Sunday, 24. May 2009 - Bad Cannstatt

3.000 flanierten durch die Altstadt-Kneipen


Die dritte Cannstatter Musiknacht wurde gestern um 18:30 Uhr auf dem Cannstatter Marktplatz bei süditalienischem Abendwetter mit 30 Grad von der fünfköpfigen Partyband "TenWeek" auf der Bühne mit Schwung und Elan eröffnet. Schon sehr früh war der Marktplatz bei diesen fetzigen Coversongs besetzt. Im wahrsten Sinne des Wortes etwas abgehoben, weil im Sitzungssaal des Verwaltungsgebäudes am Marktplatz eröffnete Bezirksvorsteher Thomas Jakob diesen für Cannstatt sehr erfolgreichen Event, an dem in dieser Nacht in 28 Lokalen 28 Livebands mit insgesamt 111 Musikerinnen und Musikern zu hören und zu sehen waren. Jakob fragte in die Runde, in welcher historischen Altstadt man so feiern könne, wie gerade in Bad Cannstatt. Die Antwort gab er selbst: "Sagen Sie mal irgendwo, Sie kommen aus der Stuttgarter Altstadt - dann erleben Sie den Unterschied in der Reaktion".

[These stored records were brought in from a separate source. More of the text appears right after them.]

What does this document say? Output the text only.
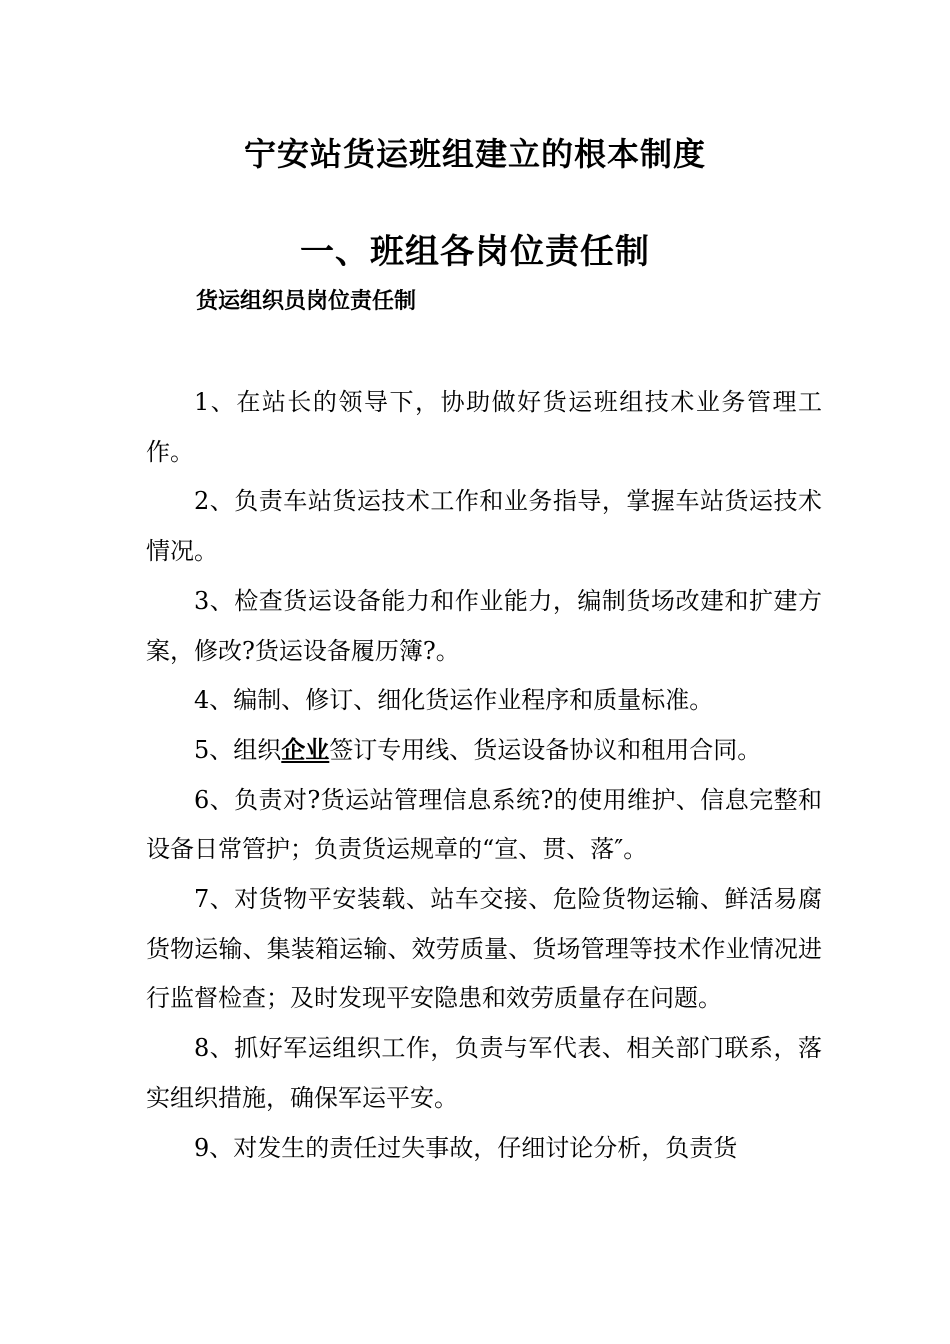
宁安站货运班组建立的根本制度
一、班组各岗位责任制
货运组织员岗位责任制

1、在站长的领导下，协助做好货运班组技术业务管理工作。

2、负责车站货运技术工作和业务指导，掌握车站货运技术情况。

3、检查货运设备能力和作业能力，编制货场改建和扩建方案，修改?货运设备履历簿?。

4、编制、修订、细化货运作业程序和质量标准。

5、组织企业签订专用线、货运设备协议和租用合同。

6、负责对?货运站管理信息系统?的使用维护、信息完整和设备日常管护；负责货运规章的“宣、贯、落″。

7、对货物平安装载、站车交接、危险货物运输、鲜活易腐货物运输、集装箱运输、效劳质量、货场管理等技术作业情况进行监督检查；及时发现平安隐患和效劳质量存在问题。

8、抓好军运组织工作，负责与军代表、相关部门联系，落实组织措施，确保军运平安。

9、对发生的责任过失事故，仔细讨论分析，负责货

Schon kurz nach dem offiziellen Beginn um 18:30 Uhr hatte die Coverband  "TenWeek" zahlreiche Kneipenbummler auf den Marktplatz gelockt. Später war hier der Treffpunkt der Nachtschwärmer, zeitweilig war im Schatten des historischen Rathauses eine richtige Drucketse entstanden.  


   
"Afterwork" nennt sich die Band, die im "Rappen" einen Ohrwurm nach dem anderen raushaute.
   
     
Wie dem auch sei, welche Beweggründe die Menschen bewogen hat, Cannstatts Altstadt und seine Kneipen zu bevölkern - man weiß es nicht genau. Waren es die so unterschiedlichen Celebrations, die Vielfalt der dargebotenen Kleinkunst, das Gefühl, für jeden den richtigen musikalischen Geschmack anzubieten? Der Besucher wurde in Bewegung gehalten - zog im wahrsten Sinne des Wortes um die Häuser. Die Neugierde der Altstadtbummler wurde immer mit  neuen Herausforderderungen konfrontiert: In der "Palette"  beispielsweise  von "Mojo Oil", war ganz schwarzer Graswurzelblues durch zwei "White Man" angesagt, im "Cannstatter Tor" kamen die Fans südamerikanischer Rhythmen, die Rumba- und Salzaesperten auf ihre Kosten, im Bezirksrathaus war "The Love Jones" zu hören - eine Band, die Soul und Funk-Freunde voll zufrieden  stellte. Das eigentlich schöne dieser nicht mehr wegzudenkenden Musiknacht - man trifft Leute , alte Bekannte, schließt neue Bekanntschaften, zieht weiter, sieht sich wieder, tauscht sich über die Musik aus ...

     
    "The Sons of Kathie Elder" produzierten im "Stadtgraben" Countrymusik ganz unverfälscht.
 
       
In der Weinstube "am Stadtgraben", einer eher konservativen Verköstigungseinrichtung ließen beispielsweise "The Sons of Katie Elder" Countrymusik vom Feinsten  erklingen, wobei einer der Sons ein Waschbrett  übergestülpt hatte, das er perfekt bespielte.  Die Sons  waren zu dritt - Katie hatte aber vier Söhne, da sei bei John Wayne, selig, geschworen. Im "Männeken Pis" gab es unverfälschten Rock und Blues der 70er Jahre im wahrsten Sinne des Wortes auf die Ohren und im "Kafe Klatsch" sang eine junge Frau mit ganz reiner, feiner  Stimme zu  Herzen gehend "Imagine", nur von einer Gitarre begleitet - das war sehr schön.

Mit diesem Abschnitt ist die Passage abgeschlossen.